El principal misterio que se honra y celebra en esta devoción es el misterio de la Encarnación. En él Jesucristo se halla presente y encarnado en su seno. Por ello, es mejor decir la esclavitud de Jesús en María, de Jesús que reside y reina en María, según aquella hermosa plegaria de tantas y tan grandes almas: “¡Oh Jesús, que vives en María, ven a vivir en nosotros con tu espíritu de santidad, con la plenitud de tu poder, con la perfección de tus caminos, con la comunión de tus misterios!” ¡Domina en nosotros sobre todo poder enemigo, con tu Espíritu Santo, para la gloria del Padre! Amén”.
Esta manera de hablar manifiesta mejor la unión íntima que hay entre Jesús y María. Ellos se hallan íntimamente unidos, que el uno está totalmente en el otro: Jesús está todo en María y María toda en Jesús, o mejor, no vive Ella sino Jesús en Ella. Antes separaríamos la luz del sol que a María de Jesús. De suerte que al Señor se le puede llamar Jesús de María y a la Santísima Virgen, María de Jesús.
El tiempo no me permite detenerme aquí para explicar las excelencias y grandezas del misterio de Jesús que vive y reina en María, es decir, de la Encarnación del Verbo. Me contentaré con decir en dos palabras:
Que este es el primer misterio de Jesucristo, el más oculto, el más elevado y menos conocido.
Que en este misterio, Jesús en el seno de María -al que por ello denominan los santos la sala de los secretos de Dios- escogió de acuerdo con Ella a todos los elegidos.
Que en este misterio realizó ya todos los demás misterios de su vida, por la aceptación que hizo de ellos: “Por eso, al entrar Cristo al mundo dice: “Mira, aquí vengo; aquí estoy para cumplir tu voluntad” (Heb 10,5-9).
Que este misterio es, por consiguiente, el compendio de todos los misterios de Cristo y encierra la voluntad y gracia de todos ellos.
Y, por último, que este misterio es el trono de la misericordia, generosidad y gloria de Dios.
Es el trono de la misericordia divina para con nosotros, porque no podemos acercarnos a Jesús sino por María, no podemos ver ni hablar a Jesús sino por María.
Es el trono de la generosidad, porque mientras Jesús, nuevo Adán, permanece en María -su verdadero paraíso terrestre- realizó en él ocultamente tantas maravillas, que ni los ángeles ni los hombres alcanzan a comprenderlas; por ello, los santos llaman a María la magnificencia de Dios como si Dios sólo fuera magnifico en María.
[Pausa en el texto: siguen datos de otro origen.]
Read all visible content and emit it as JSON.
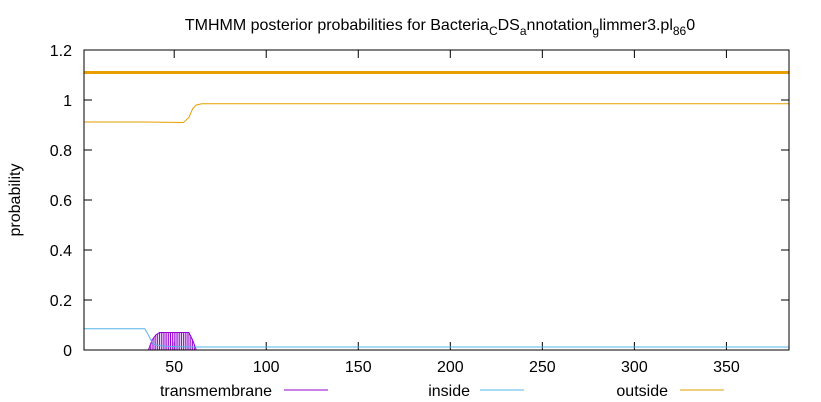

Es el trono de gloria que Jesús tributa al Padre, porque:
En María aplacó Él perfectamente a su Padre irritado contra los hombres.
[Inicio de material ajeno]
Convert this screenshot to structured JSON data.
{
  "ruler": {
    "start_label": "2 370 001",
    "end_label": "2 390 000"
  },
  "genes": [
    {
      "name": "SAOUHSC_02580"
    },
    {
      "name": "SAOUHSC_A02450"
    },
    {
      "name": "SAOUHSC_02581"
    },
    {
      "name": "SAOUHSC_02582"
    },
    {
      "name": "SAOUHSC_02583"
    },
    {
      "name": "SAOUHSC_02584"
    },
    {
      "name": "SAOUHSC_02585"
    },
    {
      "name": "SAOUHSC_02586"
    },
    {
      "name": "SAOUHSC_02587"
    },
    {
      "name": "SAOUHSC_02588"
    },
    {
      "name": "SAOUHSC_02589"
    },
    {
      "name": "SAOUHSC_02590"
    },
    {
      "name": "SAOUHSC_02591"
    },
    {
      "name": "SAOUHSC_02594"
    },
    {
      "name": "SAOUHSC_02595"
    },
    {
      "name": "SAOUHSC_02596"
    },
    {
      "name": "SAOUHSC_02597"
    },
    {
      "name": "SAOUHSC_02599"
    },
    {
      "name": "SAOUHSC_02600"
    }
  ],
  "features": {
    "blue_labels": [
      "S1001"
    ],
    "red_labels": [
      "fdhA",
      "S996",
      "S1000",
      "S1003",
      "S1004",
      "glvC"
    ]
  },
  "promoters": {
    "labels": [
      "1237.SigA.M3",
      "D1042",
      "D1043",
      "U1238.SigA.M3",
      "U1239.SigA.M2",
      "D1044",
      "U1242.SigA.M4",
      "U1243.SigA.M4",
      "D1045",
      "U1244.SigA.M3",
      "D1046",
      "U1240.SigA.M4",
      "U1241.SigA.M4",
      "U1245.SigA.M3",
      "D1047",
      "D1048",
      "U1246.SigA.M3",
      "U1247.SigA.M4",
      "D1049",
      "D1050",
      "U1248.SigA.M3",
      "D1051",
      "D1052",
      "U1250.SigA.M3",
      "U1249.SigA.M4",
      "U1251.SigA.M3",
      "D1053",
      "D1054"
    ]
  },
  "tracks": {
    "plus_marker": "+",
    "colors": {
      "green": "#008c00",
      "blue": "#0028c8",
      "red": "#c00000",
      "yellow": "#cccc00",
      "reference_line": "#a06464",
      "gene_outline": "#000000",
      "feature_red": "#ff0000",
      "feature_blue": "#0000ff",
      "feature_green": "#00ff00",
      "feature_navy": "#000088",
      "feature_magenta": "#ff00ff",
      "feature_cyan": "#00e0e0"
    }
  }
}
En Ella reparó perfectamente la gloria que el pecado le había arrebatado.
En Ella, por el holocausto que ofreció de su voluntad y de sí mismo, dio al Padre más gloria que la que le habían dado todos los sacrificios de la Ley antigua.
Y, finalmente, en Ella le dio una gloria infinita, que jamás había recibido del hombre.»[6]
PRÁCTICA
Visitar un hogar de niños abandonados y llevarles ayuda tanto espiritual como material. Esta actividad puede ser programada por el preparador de la consagración para hacerla de manera grupal, o también puede hacerse de forma individual.
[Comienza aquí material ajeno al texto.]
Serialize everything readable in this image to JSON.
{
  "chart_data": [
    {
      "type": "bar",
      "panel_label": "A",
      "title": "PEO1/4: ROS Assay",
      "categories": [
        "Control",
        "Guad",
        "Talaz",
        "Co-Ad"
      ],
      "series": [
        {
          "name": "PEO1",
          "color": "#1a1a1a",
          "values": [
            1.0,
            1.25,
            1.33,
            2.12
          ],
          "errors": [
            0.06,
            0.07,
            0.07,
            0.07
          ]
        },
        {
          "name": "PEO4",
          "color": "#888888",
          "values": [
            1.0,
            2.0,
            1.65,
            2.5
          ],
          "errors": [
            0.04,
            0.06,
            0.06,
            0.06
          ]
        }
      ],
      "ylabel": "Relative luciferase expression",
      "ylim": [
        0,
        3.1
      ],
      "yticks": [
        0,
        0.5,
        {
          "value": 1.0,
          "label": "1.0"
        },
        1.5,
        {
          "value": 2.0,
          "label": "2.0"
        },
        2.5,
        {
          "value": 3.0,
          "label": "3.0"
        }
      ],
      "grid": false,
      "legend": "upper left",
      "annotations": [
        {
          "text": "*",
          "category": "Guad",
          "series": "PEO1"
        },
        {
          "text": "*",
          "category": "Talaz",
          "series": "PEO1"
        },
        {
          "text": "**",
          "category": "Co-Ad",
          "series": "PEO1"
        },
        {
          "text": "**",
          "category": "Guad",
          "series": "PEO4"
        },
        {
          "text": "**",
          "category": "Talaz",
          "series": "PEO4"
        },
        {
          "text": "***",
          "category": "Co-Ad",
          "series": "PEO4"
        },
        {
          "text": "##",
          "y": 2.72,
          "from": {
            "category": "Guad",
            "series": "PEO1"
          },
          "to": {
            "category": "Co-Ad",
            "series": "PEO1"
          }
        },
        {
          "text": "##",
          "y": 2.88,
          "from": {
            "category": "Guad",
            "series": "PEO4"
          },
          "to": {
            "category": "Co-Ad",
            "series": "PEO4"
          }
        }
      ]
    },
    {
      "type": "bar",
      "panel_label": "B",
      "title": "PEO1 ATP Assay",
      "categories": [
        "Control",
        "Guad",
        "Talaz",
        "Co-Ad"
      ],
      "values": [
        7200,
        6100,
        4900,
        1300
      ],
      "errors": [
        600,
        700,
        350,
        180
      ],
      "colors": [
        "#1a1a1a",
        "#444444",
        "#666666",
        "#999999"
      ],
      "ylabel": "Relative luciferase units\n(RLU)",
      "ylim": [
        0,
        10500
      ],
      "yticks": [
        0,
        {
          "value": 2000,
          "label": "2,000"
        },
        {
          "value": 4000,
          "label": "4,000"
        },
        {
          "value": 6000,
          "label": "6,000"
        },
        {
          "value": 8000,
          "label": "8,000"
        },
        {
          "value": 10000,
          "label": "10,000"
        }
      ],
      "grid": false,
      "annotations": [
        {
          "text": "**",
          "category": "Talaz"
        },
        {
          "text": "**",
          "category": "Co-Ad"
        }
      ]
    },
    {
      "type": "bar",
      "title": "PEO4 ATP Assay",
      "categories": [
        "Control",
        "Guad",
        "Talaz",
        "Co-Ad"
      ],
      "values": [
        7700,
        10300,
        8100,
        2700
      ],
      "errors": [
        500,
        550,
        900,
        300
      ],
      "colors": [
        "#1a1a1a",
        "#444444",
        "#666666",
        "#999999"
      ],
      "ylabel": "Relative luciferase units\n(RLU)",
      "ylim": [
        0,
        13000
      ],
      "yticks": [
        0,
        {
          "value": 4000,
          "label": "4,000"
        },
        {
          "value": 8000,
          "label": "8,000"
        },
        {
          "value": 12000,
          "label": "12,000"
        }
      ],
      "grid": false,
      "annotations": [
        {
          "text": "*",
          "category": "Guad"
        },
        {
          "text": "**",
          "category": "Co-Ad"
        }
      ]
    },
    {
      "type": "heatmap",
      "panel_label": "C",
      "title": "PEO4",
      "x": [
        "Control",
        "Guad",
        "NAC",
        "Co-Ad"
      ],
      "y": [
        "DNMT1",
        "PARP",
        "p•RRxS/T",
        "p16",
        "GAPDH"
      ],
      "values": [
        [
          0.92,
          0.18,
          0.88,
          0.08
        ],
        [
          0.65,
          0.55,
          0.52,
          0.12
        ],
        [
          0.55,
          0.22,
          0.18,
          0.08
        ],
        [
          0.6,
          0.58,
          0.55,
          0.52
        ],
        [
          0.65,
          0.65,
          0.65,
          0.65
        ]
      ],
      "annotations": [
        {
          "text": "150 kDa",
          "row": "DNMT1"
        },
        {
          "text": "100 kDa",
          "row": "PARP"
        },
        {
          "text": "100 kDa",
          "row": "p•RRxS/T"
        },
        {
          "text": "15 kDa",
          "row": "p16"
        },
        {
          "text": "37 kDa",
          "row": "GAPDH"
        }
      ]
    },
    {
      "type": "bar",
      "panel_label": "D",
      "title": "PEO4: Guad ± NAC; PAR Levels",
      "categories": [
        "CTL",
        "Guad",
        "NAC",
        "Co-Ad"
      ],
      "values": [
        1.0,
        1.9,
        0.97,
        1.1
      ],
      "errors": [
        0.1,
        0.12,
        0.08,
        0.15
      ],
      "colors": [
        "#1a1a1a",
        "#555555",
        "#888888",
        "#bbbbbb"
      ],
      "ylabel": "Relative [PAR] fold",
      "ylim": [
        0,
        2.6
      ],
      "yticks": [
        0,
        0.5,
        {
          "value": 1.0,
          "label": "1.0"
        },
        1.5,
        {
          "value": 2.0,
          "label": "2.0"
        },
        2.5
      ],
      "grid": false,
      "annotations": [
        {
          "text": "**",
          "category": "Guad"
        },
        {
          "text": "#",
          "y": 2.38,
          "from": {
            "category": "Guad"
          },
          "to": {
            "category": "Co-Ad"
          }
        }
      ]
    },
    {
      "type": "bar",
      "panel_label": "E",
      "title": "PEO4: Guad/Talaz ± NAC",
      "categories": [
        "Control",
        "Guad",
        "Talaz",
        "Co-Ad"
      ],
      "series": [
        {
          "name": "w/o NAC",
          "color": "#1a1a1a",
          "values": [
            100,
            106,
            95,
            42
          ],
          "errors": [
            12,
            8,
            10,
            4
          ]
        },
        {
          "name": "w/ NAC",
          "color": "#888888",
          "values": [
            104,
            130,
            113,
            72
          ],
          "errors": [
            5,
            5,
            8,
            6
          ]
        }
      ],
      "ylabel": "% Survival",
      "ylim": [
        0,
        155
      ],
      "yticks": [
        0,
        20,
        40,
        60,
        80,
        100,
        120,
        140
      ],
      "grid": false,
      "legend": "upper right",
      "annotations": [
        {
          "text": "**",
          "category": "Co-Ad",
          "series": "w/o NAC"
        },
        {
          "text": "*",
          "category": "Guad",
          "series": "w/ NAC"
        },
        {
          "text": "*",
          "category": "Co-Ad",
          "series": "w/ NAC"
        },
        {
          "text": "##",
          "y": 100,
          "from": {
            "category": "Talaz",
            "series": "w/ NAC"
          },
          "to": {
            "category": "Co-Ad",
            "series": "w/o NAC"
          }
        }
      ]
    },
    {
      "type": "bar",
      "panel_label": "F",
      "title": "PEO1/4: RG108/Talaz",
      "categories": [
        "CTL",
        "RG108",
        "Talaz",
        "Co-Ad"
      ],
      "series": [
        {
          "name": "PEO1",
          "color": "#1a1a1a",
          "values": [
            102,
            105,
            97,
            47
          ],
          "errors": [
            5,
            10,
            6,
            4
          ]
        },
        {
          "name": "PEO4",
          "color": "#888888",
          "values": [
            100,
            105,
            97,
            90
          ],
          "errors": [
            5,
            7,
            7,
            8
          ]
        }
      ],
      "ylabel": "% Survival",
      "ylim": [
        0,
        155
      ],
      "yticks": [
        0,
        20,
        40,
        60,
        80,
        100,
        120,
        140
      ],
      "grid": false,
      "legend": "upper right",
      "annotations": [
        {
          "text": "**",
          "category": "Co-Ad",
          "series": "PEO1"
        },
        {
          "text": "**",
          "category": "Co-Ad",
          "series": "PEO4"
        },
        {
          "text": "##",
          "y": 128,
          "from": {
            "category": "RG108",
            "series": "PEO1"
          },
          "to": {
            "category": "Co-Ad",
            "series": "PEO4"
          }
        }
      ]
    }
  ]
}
[1] Amor a la Sabiduría Eterna, nn. 42-46.
[2] Catecismo, 456-460.463.
[3] De las Homilías de San Bernardo, Abad, sobre las excelencias de la Virgen Madre (Homilía 4, 8-9: Opera Omnia, Edición Cisterciense, 4 [1966] 53-54).
[4] Carta del Papa Juan Pablo II a la familia Montfortiana, 2003.
[5] Tratado de la Verdadera Devoción, n. 139.
[6] Tratado de la Verdadera Devoción, nn. 243-248.